Image Captioning Based on Scene Graphs: A Survey
Junhua Jia,Xiangqian Ding,Shunpeng Pang,Xiaoyan Gao,Xiaowei Xin,Ruotong Hu,Jie Nie
DOI: https://doi.org/10.1016/j.eswa.2023.120698
2022-01-01
SSRN Electronic Journal
Abstract:Although recent developments in deep learning have brought several tasks closer to human performance, there is still a significant gap between human and machine performance in certain image captioning tasks. Image captioning is the process of creating a textual description of an image. Image captioning focuses on recognizing the main regions of an image, their attributes, and their relationships. It aims to generate textual descriptions that are syntactically and semantically correct. For simple image descriptions, deep learning-based techniques perform well in terms of intricacies and constraints. However, it is challenging to construct sentences when faced with complicated scenes with many entities and relationships, such as how to concurrently solve diversity, anchoring, and controllability—a seemingly simple ability for humans. Scene graphs can significantly alleviate this problem by fully mining spatial and semantic information. However, despite these promising findings, they are fragmented and do not form a systematic comparative overview. We provide a comprehensive overview of the available scene-graph-based image captioning methods in this survey.
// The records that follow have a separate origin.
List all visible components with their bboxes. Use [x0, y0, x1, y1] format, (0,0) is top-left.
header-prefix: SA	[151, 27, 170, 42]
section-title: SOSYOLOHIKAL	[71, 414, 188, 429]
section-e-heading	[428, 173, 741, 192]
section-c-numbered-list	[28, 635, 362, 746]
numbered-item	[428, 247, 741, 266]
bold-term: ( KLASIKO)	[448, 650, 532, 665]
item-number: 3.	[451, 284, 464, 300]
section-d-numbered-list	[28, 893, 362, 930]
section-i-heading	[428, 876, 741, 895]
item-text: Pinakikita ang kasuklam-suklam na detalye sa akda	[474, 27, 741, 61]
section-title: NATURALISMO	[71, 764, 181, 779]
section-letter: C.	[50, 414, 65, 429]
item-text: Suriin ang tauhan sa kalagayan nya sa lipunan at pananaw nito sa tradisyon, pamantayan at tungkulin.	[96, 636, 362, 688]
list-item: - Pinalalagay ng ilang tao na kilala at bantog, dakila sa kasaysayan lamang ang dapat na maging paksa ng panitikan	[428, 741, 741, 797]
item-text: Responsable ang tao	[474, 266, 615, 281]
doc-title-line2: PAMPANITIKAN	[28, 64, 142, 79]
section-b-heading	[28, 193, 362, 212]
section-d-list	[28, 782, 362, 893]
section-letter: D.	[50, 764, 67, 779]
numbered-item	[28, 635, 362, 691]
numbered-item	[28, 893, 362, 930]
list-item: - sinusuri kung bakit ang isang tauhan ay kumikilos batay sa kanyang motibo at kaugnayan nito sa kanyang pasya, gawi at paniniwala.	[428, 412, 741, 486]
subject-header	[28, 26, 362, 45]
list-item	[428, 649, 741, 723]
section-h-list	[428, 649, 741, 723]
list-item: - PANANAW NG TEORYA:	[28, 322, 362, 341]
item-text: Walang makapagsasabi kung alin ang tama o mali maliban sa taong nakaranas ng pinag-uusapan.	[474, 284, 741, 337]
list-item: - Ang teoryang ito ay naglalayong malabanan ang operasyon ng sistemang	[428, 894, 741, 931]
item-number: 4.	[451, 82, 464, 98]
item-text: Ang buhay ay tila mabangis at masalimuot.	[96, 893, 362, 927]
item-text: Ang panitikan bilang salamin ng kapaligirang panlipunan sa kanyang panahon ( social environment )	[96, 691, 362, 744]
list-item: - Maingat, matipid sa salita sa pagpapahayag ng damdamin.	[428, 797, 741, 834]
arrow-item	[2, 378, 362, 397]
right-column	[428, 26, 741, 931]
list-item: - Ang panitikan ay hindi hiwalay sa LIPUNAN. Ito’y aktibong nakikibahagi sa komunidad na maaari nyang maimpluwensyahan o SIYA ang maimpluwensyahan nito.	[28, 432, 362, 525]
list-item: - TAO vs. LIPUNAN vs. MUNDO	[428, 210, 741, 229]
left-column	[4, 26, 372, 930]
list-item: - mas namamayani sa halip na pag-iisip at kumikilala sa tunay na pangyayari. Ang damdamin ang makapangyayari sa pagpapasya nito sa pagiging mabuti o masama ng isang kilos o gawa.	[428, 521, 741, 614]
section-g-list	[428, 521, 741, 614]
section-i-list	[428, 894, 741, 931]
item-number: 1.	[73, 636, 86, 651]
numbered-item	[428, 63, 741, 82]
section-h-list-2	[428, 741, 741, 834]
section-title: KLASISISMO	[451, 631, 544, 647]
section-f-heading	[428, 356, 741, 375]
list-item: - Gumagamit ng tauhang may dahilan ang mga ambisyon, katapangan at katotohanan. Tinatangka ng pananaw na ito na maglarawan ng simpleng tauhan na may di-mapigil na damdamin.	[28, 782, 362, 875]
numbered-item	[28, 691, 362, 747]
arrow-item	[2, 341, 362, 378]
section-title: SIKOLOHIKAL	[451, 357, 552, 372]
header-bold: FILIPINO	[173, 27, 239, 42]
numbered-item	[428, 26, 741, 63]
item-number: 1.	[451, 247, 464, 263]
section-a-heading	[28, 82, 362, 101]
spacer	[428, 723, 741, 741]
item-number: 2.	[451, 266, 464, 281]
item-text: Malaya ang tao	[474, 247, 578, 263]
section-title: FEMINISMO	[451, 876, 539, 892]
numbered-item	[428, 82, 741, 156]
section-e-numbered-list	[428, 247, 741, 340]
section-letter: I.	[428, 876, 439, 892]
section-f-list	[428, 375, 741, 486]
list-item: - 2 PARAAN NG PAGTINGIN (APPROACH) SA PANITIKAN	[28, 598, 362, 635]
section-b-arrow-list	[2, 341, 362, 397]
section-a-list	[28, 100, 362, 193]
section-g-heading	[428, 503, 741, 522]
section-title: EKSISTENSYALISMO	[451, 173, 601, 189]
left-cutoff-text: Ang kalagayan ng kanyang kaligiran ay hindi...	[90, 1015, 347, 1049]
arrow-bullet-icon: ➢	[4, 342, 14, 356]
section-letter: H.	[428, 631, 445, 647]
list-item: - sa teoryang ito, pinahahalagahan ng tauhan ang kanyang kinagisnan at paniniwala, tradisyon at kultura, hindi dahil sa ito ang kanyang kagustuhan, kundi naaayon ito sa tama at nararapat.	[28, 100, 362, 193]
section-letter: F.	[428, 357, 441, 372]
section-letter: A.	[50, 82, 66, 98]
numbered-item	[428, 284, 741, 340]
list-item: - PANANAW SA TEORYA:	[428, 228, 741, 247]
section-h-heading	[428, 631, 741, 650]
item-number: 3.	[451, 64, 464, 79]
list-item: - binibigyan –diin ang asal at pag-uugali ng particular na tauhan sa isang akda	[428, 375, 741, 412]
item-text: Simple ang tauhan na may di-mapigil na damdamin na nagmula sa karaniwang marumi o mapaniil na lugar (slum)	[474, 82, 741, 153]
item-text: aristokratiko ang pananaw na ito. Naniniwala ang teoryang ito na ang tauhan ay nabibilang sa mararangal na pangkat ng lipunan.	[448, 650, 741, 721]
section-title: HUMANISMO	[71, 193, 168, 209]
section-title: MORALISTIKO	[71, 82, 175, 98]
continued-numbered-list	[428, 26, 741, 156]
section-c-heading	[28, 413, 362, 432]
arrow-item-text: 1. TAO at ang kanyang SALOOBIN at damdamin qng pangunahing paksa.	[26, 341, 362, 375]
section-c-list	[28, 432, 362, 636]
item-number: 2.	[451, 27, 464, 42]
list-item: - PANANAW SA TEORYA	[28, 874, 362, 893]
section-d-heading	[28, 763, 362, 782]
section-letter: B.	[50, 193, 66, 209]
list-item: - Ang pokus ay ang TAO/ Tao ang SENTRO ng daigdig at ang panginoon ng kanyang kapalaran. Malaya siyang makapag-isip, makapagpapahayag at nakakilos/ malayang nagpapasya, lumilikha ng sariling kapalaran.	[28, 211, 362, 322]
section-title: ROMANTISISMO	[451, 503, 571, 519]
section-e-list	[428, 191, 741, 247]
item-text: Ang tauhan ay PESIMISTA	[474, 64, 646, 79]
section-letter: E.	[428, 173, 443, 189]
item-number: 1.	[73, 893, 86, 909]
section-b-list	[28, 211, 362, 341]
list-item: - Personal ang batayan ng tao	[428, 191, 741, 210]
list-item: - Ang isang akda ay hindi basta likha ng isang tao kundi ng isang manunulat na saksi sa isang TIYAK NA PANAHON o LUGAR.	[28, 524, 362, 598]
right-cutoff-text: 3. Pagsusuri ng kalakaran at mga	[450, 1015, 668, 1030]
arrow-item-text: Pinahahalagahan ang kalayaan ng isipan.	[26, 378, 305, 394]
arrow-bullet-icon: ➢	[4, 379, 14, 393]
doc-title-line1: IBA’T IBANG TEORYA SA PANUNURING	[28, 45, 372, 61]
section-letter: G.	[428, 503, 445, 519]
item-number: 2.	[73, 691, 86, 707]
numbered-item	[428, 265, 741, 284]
The foundations of these techniques are discussed to examine their performance, strengths, and constraints. Furthermore, we discuss the comparisons of the state-of-the-art methods, datasets, and commonly utilized evaluation measures. Finally, we conclude the survey with an in-depth discussion of the present and future research challenges. This study will assist readers in comprehending how scene graphs can be applied to image captioning.